Moneybox

Wall Street Is Worried That Netflix Has Reached Its Saturation Point

“Disrupting a big market can be bumpy,” Netflix said on Monday.

Photo by Pascal Le Segretain/Getty Images

Netflix released its second-quarter earnings on Monday, and though the company had mostly good news to report, its stock dropped 15 percent in after-hours trade because of one big problem: Its once unstoppable subscriber growth is slowing down.

The streaming service reported $1.97 billion in revenue and a profit of $40.8 million, but it admitted that it had only added 1.54 million subscribers, a pretty big fail considering its own prediction that it would collect 2.5 million this quarter. The company wrote in its report, “We are growing, but not as fast as we would like or have been. Disrupting a big market can be bumpy.” Bump.

Netflix added 160,000 U.S. subscribers and 1.52 million international subscribers in the second quarter, but it had projected that those numbers would be 500,000 and 2 million respectively. Meanwhile, the company has had slowing U.S. subscriber growth in every one of the last four quarters compared to the previous year.

The company’s $40.8 million profit, or 9 cents per share, beat analyst predictions of 2 cents per share, but the good news couldn’t overshadow the bad. Netflix said that some subscriber “churn” (users canceling their subscriptions) was attributable to a $1 per month price increase that rolled out for new customers last year and is taking effect for grandfathered customers in 2016. “We think some members perceived the news as an impending new price increase rather than the completion of two years of grandfathering,” the company said in its statement.

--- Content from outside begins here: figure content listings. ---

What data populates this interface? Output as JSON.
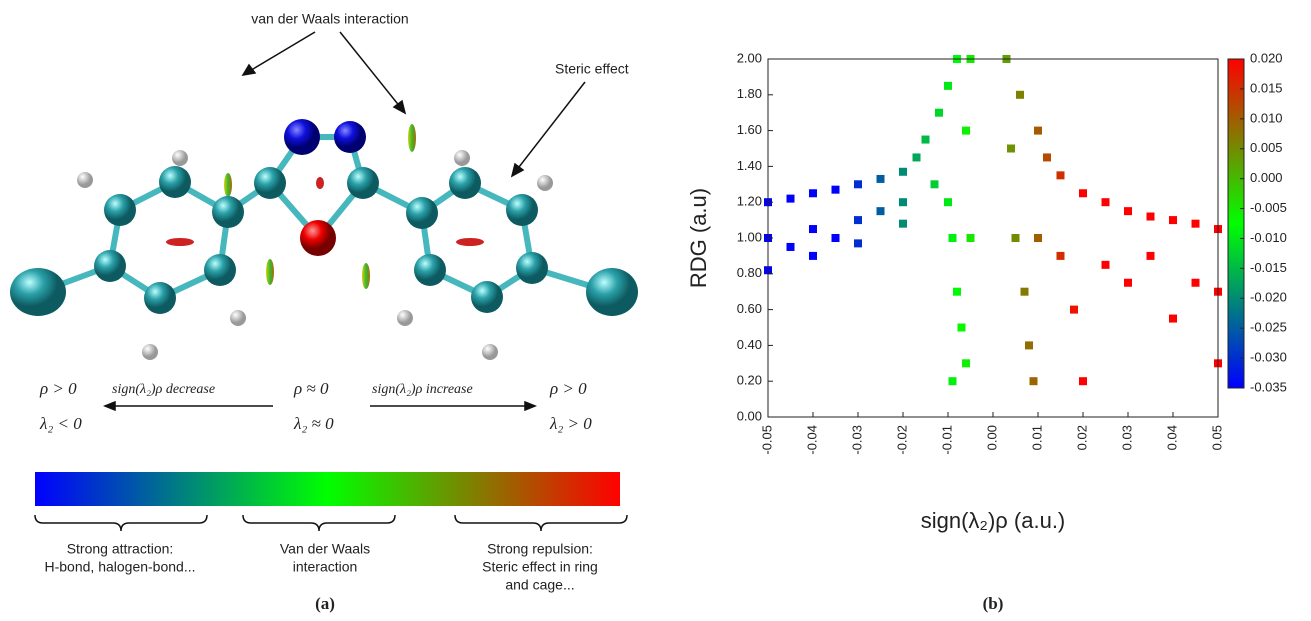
{
  "figure_a": {
    "label": "(a)",
    "vdw_note": "van der Waals interaction",
    "steric_note": "Steric effect",
    "left_rho": "ρ > 0",
    "left_lambda": "λ₂ < 0",
    "decrease": "sign(λ₂)ρ  decrease",
    "mid_rho": "ρ ≈ 0",
    "mid_lambda": "λ₂ ≈ 0",
    "increase": "sign(λ₂)ρ  increase",
    "right_rho": "ρ > 0",
    "right_lambda": "λ₂ > 0",
    "brackets": [
      {
        "lines": [
          "Strong attraction:",
          "H-bond, halogen-bond..."
        ]
      },
      {
        "lines": [
          "Van der Waals",
          "interaction"
        ]
      },
      {
        "lines": [
          "Strong repulsion:",
          "Steric effect in ring",
          "and cage..."
        ]
      }
    ]
  },
  "chart_data": {
    "type": "scatter",
    "label": "(b)",
    "x_label": "sign(λ₂)ρ (a.u.)",
    "y_label": "RDG (a.u)",
    "xlim": [
      -0.05,
      0.05
    ],
    "ylim": [
      0,
      2
    ],
    "xticks": [
      {
        "value": -0.05,
        "label": "-0.05"
      },
      {
        "value": -0.04,
        "label": "-0.04"
      },
      {
        "value": -0.03,
        "label": "-0.03"
      },
      {
        "value": -0.02,
        "label": "-0.02"
      },
      {
        "value": -0.01,
        "label": "-0.01"
      },
      {
        "value": 0,
        "label": "0.00"
      },
      {
        "value": 0.01,
        "label": "0.01"
      },
      {
        "value": 0.02,
        "label": "0.02"
      },
      {
        "value": 0.03,
        "label": "0.03"
      },
      {
        "value": 0.04,
        "label": "0.04"
      },
      {
        "value": 0.05,
        "label": "0.05"
      }
    ],
    "yticks": [
      {
        "value": 0,
        "label": "0.00"
      },
      {
        "value": 0.2,
        "label": "0.20"
      },
      {
        "value": 0.4,
        "label": "0.40"
      },
      {
        "value": 0.6,
        "label": "0.60"
      },
      {
        "value": 0.8,
        "label": "0.80"
      },
      {
        "value": 1,
        "label": "1.00"
      },
      {
        "value": 1.2,
        "label": "1.20"
      },
      {
        "value": 1.4,
        "label": "1.40"
      },
      {
        "value": 1.6,
        "label": "1.60"
      },
      {
        "value": 1.8,
        "label": "1.80"
      },
      {
        "value": 2,
        "label": "2.00"
      }
    ],
    "colormap": [
      "#0000ff",
      "#00ff00",
      "#ff0000"
    ],
    "clim": [
      -0.035,
      0.02
    ],
    "cticks": [
      {
        "value": 0.02,
        "label": "0.020"
      },
      {
        "value": 0.015,
        "label": "0.015"
      },
      {
        "value": 0.01,
        "label": "0.010"
      },
      {
        "value": 0.005,
        "label": "0.005"
      },
      {
        "value": 0,
        "label": "0.000"
      },
      {
        "value": -0.005,
        "label": "-0.005"
      },
      {
        "value": -0.01,
        "label": "-0.010"
      },
      {
        "value": -0.015,
        "label": "-0.015"
      },
      {
        "value": -0.02,
        "label": "-0.020"
      },
      {
        "value": -0.025,
        "label": "-0.025"
      },
      {
        "value": -0.03,
        "label": "-0.030"
      },
      {
        "value": -0.035,
        "label": "-0.035"
      }
    ],
    "series": [
      {
        "x": [
          -0.05,
          -0.05,
          -0.05,
          -0.045,
          -0.045,
          -0.04,
          -0.04,
          -0.04,
          -0.035,
          -0.035,
          -0.03,
          -0.03,
          -0.03,
          -0.025,
          -0.025,
          -0.02,
          -0.02,
          -0.02,
          -0.017,
          -0.015,
          -0.013,
          -0.012,
          -0.01,
          -0.01,
          -0.009,
          -0.008,
          -0.008,
          -0.007,
          -0.006,
          -0.006,
          -0.005,
          -0.005,
          -0.009,
          0.003,
          0.004,
          0.005,
          0.006,
          0.007,
          0.008,
          0.009,
          0.01,
          0.01,
          0.012,
          0.015,
          0.015,
          0.018,
          0.02,
          0.02,
          0.025,
          0.025,
          0.03,
          0.03,
          0.035,
          0.035,
          0.04,
          0.04,
          0.045,
          0.045,
          0.05,
          0.05,
          0.05
        ],
        "y": [
          1.2,
          1.0,
          0.82,
          1.22,
          0.95,
          1.25,
          1.05,
          0.9,
          1.27,
          1.0,
          1.3,
          1.1,
          0.97,
          1.33,
          1.15,
          1.37,
          1.2,
          1.08,
          1.45,
          1.55,
          1.3,
          1.7,
          1.85,
          1.2,
          1.0,
          2.0,
          0.7,
          0.5,
          1.6,
          0.3,
          2.0,
          1.0,
          0.2,
          2.0,
          1.5,
          1.0,
          1.8,
          0.7,
          0.4,
          0.2,
          1.6,
          1.0,
          1.45,
          1.35,
          0.9,
          0.6,
          0.2,
          1.25,
          1.2,
          0.85,
          1.15,
          0.75,
          1.12,
          0.9,
          1.1,
          0.55,
          1.08,
          0.75,
          1.05,
          0.7,
          0.3
        ]
      }
    ]
  }
}
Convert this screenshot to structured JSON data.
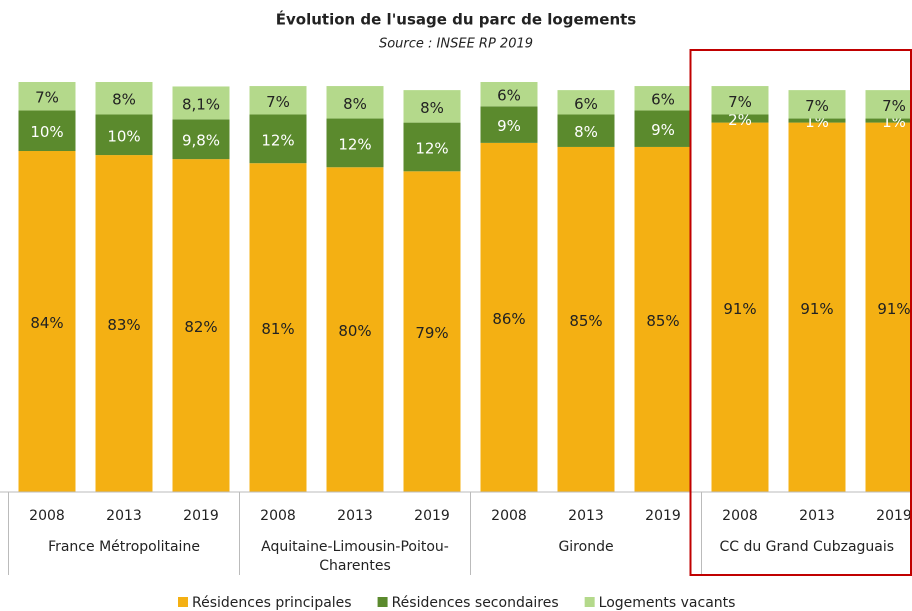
{
  "chart_data": {
    "type": "stacked_bar",
    "title": "Évolution de l'usage du parc de logements",
    "subtitle": "Source : INSEE RP 2019",
    "groups": [
      {
        "name": "France Métropolitaine",
        "categories": [
          "2008",
          "2013",
          "2019"
        ]
      },
      {
        "name": "Aquitaine-Limousin-Poitou-Charentes",
        "categories": [
          "2008",
          "2013",
          "2019"
        ]
      },
      {
        "name": "Gironde",
        "categories": [
          "2008",
          "2013",
          "2019"
        ]
      },
      {
        "name": "CC du Grand Cubzaguais",
        "categories": [
          "2008",
          "2013",
          "2019"
        ]
      }
    ],
    "series": [
      {
        "name": "Résidences principales",
        "color": "#f4b013",
        "values": [
          84,
          83,
          82,
          81,
          80,
          79,
          86,
          85,
          85,
          91,
          91,
          91
        ],
        "value_labels": [
          "84%",
          "83%",
          "82%",
          "81%",
          "80%",
          "79%",
          "86%",
          "85%",
          "85%",
          "91%",
          "91%",
          "91%"
        ]
      },
      {
        "name": "Résidences secondaires",
        "color": "#5b8a2d",
        "values": [
          10,
          10,
          9.8,
          12,
          12,
          12,
          9,
          8,
          9,
          2,
          1,
          1
        ],
        "value_labels": [
          "10%",
          "10%",
          "9,8%",
          "12%",
          "12%",
          "12%",
          "9%",
          "8%",
          "9%",
          "2%",
          "1%",
          "1%"
        ]
      },
      {
        "name": "Logements vacants",
        "color": "#b4d98b",
        "values": [
          7,
          8,
          8.1,
          7,
          8,
          8,
          6,
          6,
          6,
          7,
          7,
          7
        ],
        "value_labels": [
          "7%",
          "8%",
          "8,1%",
          "7%",
          "8%",
          "8%",
          "6%",
          "6%",
          "6%",
          "7%",
          "7%",
          "7%"
        ]
      }
    ]
  }
}
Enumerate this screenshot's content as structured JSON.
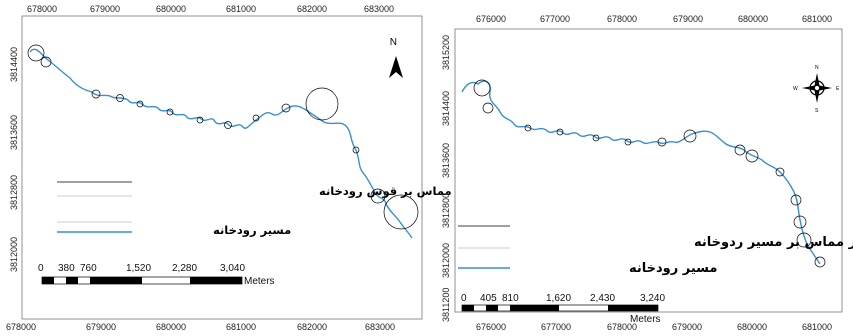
{
  "maps": [
    {
      "top_axis_labels": [
        "678000",
        "679000",
        "680000",
        "681000",
        "682000",
        "683000"
      ],
      "bottom_axis_labels": [
        "678000",
        "679000",
        "680000",
        "681000",
        "682000",
        "683000"
      ],
      "left_axis_labels": [
        "3814400",
        "3813600",
        "3812800",
        "3812000"
      ],
      "legend": {
        "circles_label": "دوایر مماس بر قوس رودخانه",
        "river_label": "مسیر رودخانه"
      },
      "scale_bar": {
        "labels": [
          "0",
          "380",
          "760",
          "1,520",
          "2,280",
          "3,040"
        ],
        "unit": "Meters"
      },
      "north_arrow_label": "N"
    },
    {
      "top_axis_labels": [
        "676000",
        "677000",
        "678000",
        "679000",
        "680000",
        "681000"
      ],
      "bottom_axis_labels": [
        "676000",
        "677000",
        "678000",
        "679000",
        "680000",
        "681000"
      ],
      "left_axis_labels": [
        "3815200",
        "3814400",
        "3813600",
        "3812800",
        "3812000",
        "3811200"
      ],
      "legend": {
        "circles_label": "دوایر مماس بر مسیر ردوخانه",
        "river_label": "مسیر رودخانه"
      },
      "scale_bar": {
        "labels": [
          "0",
          "405",
          "810",
          "1,620",
          "2,430",
          "3,240"
        ],
        "unit": "Meters"
      },
      "compass": {
        "n": "N",
        "e": "E",
        "s": "S",
        "w": "W"
      }
    }
  ],
  "colors": {
    "river": "#3a8fd0",
    "circles": "#000000",
    "frame": "#666666"
  }
}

Netflix is still powerful in the streaming sector, of course, and is doing reasonably well financially, but the question is whether the company has reached a saturation point, both in the U.S. market and internationally. As with iPhones, there will eventually come a time when everyone who wants to subscribe to Netflix already does. And the company reported that streaming services have had setbacks in China, a potentially crucial market. It said, “We continue to explore options [in China] and, in the meantime, have plenty of work to do in our newly opened markets.” It’s never promising when you’re using “in the meantime” in an earnings report.